Sözlerimiz şüphesiz bir şikayet değil Türkiye Cumhuriyeti’nin şanlı tarihine yakışır bir diplomasiyle Afrika’da var olmasına ışık tutmak için paylaştığımız samimi düşüncelerimizdir. Türkiye’nin Afrika’da saha diplomasisinde potansiyelinin çok altında bir kapasiteyle çalıştığını söylemek, Afrika’da Afrika tarihi öğreten bir Türk tarihçisinin belki vatanı için yapabileceği en salahiyetli vazifesidir. Aksi halde hali hazırdaki vaziyetten muvaffakiyet beklemenin akibeti sükut-u hayal olur. Özetle Osmanlı Afrikası, Türkiye Cumhuriyeti’nin yaşlı kıtadaki yol haritasıdır.
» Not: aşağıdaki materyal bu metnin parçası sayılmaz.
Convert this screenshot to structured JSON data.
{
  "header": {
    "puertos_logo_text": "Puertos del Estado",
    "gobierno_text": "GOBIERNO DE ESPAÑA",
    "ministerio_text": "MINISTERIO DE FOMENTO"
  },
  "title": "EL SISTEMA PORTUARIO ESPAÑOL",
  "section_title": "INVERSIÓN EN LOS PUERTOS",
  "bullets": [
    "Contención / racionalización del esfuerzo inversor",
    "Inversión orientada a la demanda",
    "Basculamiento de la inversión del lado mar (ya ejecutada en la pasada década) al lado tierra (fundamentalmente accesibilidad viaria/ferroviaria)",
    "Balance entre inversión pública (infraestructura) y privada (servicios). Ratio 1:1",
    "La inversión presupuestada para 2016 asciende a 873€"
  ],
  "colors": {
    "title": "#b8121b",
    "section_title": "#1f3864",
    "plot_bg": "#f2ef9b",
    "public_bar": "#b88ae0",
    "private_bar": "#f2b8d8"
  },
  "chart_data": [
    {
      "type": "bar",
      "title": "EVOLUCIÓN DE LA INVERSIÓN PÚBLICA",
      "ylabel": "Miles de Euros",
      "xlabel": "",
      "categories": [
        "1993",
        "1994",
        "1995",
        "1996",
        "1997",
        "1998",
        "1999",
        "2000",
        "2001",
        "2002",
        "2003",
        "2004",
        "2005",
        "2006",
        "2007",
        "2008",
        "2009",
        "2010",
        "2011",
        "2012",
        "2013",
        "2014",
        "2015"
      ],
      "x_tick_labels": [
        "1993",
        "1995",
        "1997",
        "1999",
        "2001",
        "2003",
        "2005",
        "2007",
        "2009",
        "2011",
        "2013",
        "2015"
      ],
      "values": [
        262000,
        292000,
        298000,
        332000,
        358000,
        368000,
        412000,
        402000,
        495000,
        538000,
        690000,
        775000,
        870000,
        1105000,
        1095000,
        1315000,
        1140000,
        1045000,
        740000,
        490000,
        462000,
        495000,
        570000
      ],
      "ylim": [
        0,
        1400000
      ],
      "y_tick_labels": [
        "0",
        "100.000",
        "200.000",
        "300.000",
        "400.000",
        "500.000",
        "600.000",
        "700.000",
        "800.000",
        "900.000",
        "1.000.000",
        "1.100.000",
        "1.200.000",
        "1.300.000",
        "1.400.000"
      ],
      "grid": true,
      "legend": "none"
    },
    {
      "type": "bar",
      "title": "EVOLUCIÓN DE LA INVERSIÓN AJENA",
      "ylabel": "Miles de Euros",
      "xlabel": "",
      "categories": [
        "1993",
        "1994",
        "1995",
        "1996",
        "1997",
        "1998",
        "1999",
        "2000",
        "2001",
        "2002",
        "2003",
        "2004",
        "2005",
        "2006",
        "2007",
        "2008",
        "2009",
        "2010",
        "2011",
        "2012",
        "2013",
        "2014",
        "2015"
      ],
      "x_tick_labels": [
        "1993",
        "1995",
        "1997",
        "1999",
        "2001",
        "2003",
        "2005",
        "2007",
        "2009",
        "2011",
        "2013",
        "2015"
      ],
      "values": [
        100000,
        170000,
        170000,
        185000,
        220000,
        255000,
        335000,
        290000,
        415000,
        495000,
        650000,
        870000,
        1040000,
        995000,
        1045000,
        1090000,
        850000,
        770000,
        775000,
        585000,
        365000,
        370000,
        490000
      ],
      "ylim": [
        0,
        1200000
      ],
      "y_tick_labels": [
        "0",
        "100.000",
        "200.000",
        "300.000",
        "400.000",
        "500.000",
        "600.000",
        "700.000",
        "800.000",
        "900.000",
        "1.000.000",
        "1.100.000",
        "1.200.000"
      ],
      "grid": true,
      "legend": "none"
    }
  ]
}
Ecdadımızın çizdiği o haritayı okuyacak kadrolar, Türkiye Cumhuriyeti’nin Afrika diplomasisindeki kaderini belirleyecektir.  

Türkiye Afrika’da nasıl bir temsili hakediyor?

Şüphesiz bir ulusun mirası, tarihte Afrika topluluklarını güçlendirme çabalarıyla karakterize edilmelidir. Geçmişte Afrika'ya olumlu katkıda bulunan, hakikaten iyi niyetle hareket eden ve arkasında takdire şayan bir miras bırakan Türk milleti gibi bir ulus, derin bir saygı ile tanımlanmalı ve öyle temsil edilmelidir. 

Bu geçmişiyle Türkiye, herhangi bir gizli gündem olmaksızın Afrika'nın büyümesine ve refahına yatırım yapan gerçek bir müttefik olarak tasvir edilmelidir. Bir başka ifadeyle Afrika'nın ihtiyaçlarını ve isteklerini ön planda tutan hayırsever bir ortak olarak hatırlanmalıdır. Ve elbette Afrika tarihi ve kültürüne yaptığı katkılar kabul edilmelidir. Bu, eğitim yoluyla tanınmayı, kamuya açık anma törenlerini, anıtları veya kıtada yarattığı olumlu etkiyi kutlayan kültürel alışverişleri içerebilir. 

Eritre’de bir caddeye Özdemir Paşa’nın ismi, Güney Afrika’da bir okula Ebubekir Efendi’nin adı konulabilir. Genel olarak, bu ülkenin Afrika'daki temsili, samimi ve özverili işbirliğiyle neler başarılabileceğinin bir örneği olarak hizmet eden onurlu bir temsil olmalı iken kıtada devletimizi temsil eden diplomatlar bunu ne kadar başarabilmiştir.  

Sorulması gereken suallerden birisi, Türkiye devleti, tarihini arkasına alarak Afrika’da bu münasebetleri kurabilmiş midir? Diğer soru ise Uganda’da Yunan kıyafeti ile tören düzenleyen diplomatla, Güney Afrika’da Ramazan ayının arife gününde bayram kutlaması yapan büyükelçilerle bu temsil ne kadar mümkündür?